After winning an NCAA title last season, Anthony Davis and Michael Kidd-Gilchrist became the first teammates from the same school to be taken with the first two picks in the draft.
It turns out their reunion on an NBA court won't have to wait.
Davis will return after missing the last two games, and fellow first-round pick Austin Rivers also will be back in action for the New Orleans Hornets on Friday night with Kidd-Gilchrist and the Charlotte Bobcats in town.
Named the most outstanding player of the Final Four after matching an NCAA title game record with six blocked shots in Kentucky's 67-59 victory over Kansas, Davis knew he was going to New Orleans after the team won the draft lottery.
There was plenty of speculation about who the Bobcats would select after finishing 7-59 last season - with the worst winning percentage (.106) in NBA history - and even Kidd-Gilchrist admitted he was shocked when he became the No. 2 pick.
Kidd-Gilchrist has started every game for the Bobcats (1-2) but has averaged just 8.0 points on 36.0 percent shooting.
Four other Wildcats were chosen after Davis and Kidd-Gilchrist, including Hornets guard Darius Miller in the second round.
Much was expected of Davis, who helped the U.S. team win gold in London, but the 19-year-old big man had been sidelined with a minor concussion after totaling 29 points, 13 rebounds and three blocks in the first two games. It was uncertain if he would be back for this matchup, needing clearance from the league's neurologist, but Hornets coach Monty Williams said early Friday that Davis is ready to return.

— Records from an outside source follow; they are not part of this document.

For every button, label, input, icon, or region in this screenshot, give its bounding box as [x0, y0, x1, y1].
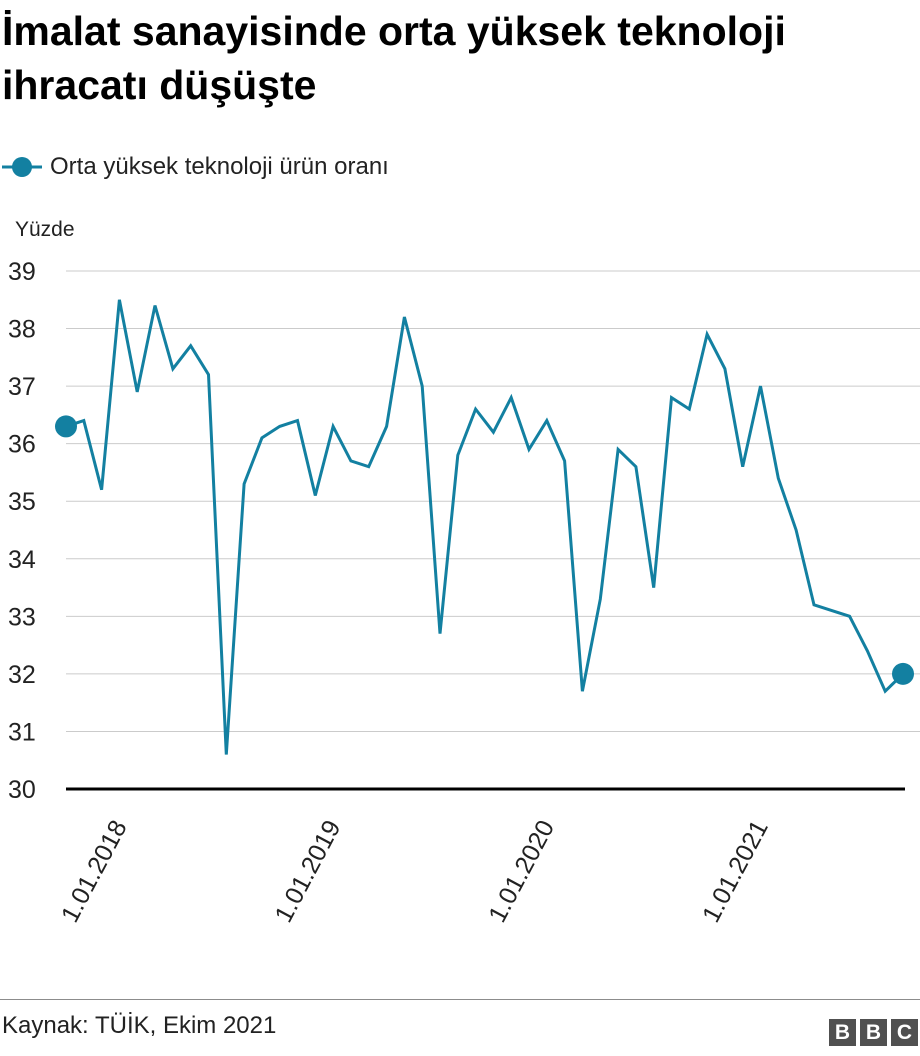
footer-divider — [0, 999, 920, 1000]
legend-label: Orta yüksek teknoloji ürün oranı — [50, 153, 389, 180]
y-tick-label: 30 — [8, 776, 36, 804]
y-tick-label: 31 — [8, 718, 36, 746]
y-tick-label: 36 — [8, 431, 36, 459]
y-tick-label: 38 — [8, 316, 36, 344]
chart-title: İmalat sanayisinde orta yüksek teknoloji… — [2, 8, 786, 108]
y-tick-label: 37 — [8, 373, 36, 401]
line-chart: Yüzde 39 38 37 36 35 34 33 32 31 30 1.01.2018 1.01.2… — [8, 218, 920, 927]
logo-letter: B — [860, 1019, 887, 1046]
y-axis-label: Yüzde — [15, 218, 75, 241]
x-tick-label: 1.01.2018 — [56, 816, 133, 927]
x-tick-label: 1.01.2020 — [483, 816, 560, 927]
y-tick-label: 39 — [8, 258, 36, 286]
start-point-marker — [55, 415, 77, 438]
chart-legend: Orta yüksek teknoloji ürün oranı — [2, 147, 389, 187]
y-tick-label: 32 — [8, 661, 36, 689]
x-tick-label: 1.01.2021 — [697, 816, 774, 927]
source-note: Kaynak: TÜİK, Ekim 2021 — [2, 1012, 277, 1039]
y-tick-label: 34 — [8, 546, 36, 574]
x-tick-label: 1.01.2019 — [269, 816, 346, 927]
bbc-logo: B B C — [829, 1019, 918, 1046]
y-tick-label: 35 — [8, 488, 36, 516]
y-tick-label: 33 — [8, 603, 36, 631]
end-point-marker — [892, 662, 914, 685]
series-line — [65, 299, 905, 755]
logo-letter: C — [891, 1019, 918, 1046]
legend-marker-icon — [2, 157, 42, 177]
logo-letter: B — [829, 1019, 856, 1046]
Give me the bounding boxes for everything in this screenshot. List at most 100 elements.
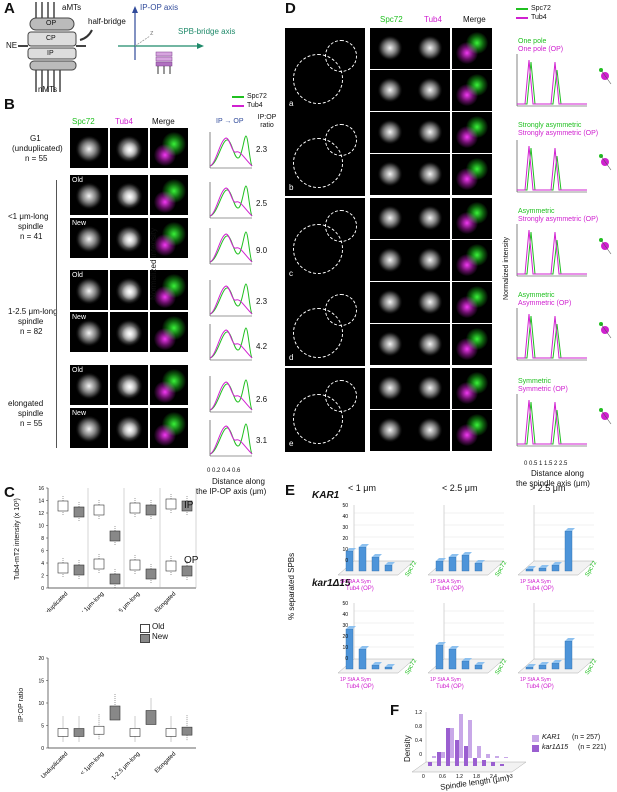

Williams also said Rivers, the 10th overall pick, will come back after missing one game due to a sprained left index finger suffered in practice. The former Duke standout's pro career is off to a rough start, going 5 for 25 from the field.
Miller started in place of Rivers on Wednesday and had five points as the Hornets recorded the lowest-scoring game in team history, losing 77-62 to Philadelphia.
"I've told our guys since we've been here that there's one way that we play, and there's one way that we're going to be successful, especially when we have guys out," said Williams, whose team had 24 turnovers and 23 field goals. "We have to play with more force. I didn't see that tonight."
Williams also needs to see better shooting, as the Hornets (2-2) are hitting 41.6 percent from the field and scoring a Western Conference-low 83.5 points per game.
Point guard Greivis Vasquez is handing out 9.0 assists per game, but he's shooting 34.6 percent while leading the team with 52 field-goal attempts.
New Orleans' offense could get in gear against the Bobcats. Charlotte is yielding a league-worst 110.7 points per game following Wednesday's 117-110 home loss to Phoenix.
The Bobcats, though, pulled even in the fourth quarter after trailing by 16 in the third.
"We have a good push back in us and that's tagged to good character," first-year coach Mike Dunlap said. "So the signs are there that that is going to be a positive - that we don't let go of the game. We extended a lot of effort."
The Bobcats could use a better first-quarter effort, as they're averaging 19.3 points in that period while allowing 27.3.
"We just have to continue to move the ball early in the first half and not dig ourselves in deep holes like that," said Kemba Walker, the team leader with 19.0 points per game.
Gerald Henderson, the team's leading scorer last season, remains out with a sprained left foot, but Walker, Ramon Sessions and Byron Mullens could help carry the team until his return in 2-4 weeks.
Sessions is among the NBA leaders in bench scoring with 16.7 points per game, while Mullens has 40 points and eight 3-pointers over the last two contests.
These teams split two games last season, each winning as the visitor.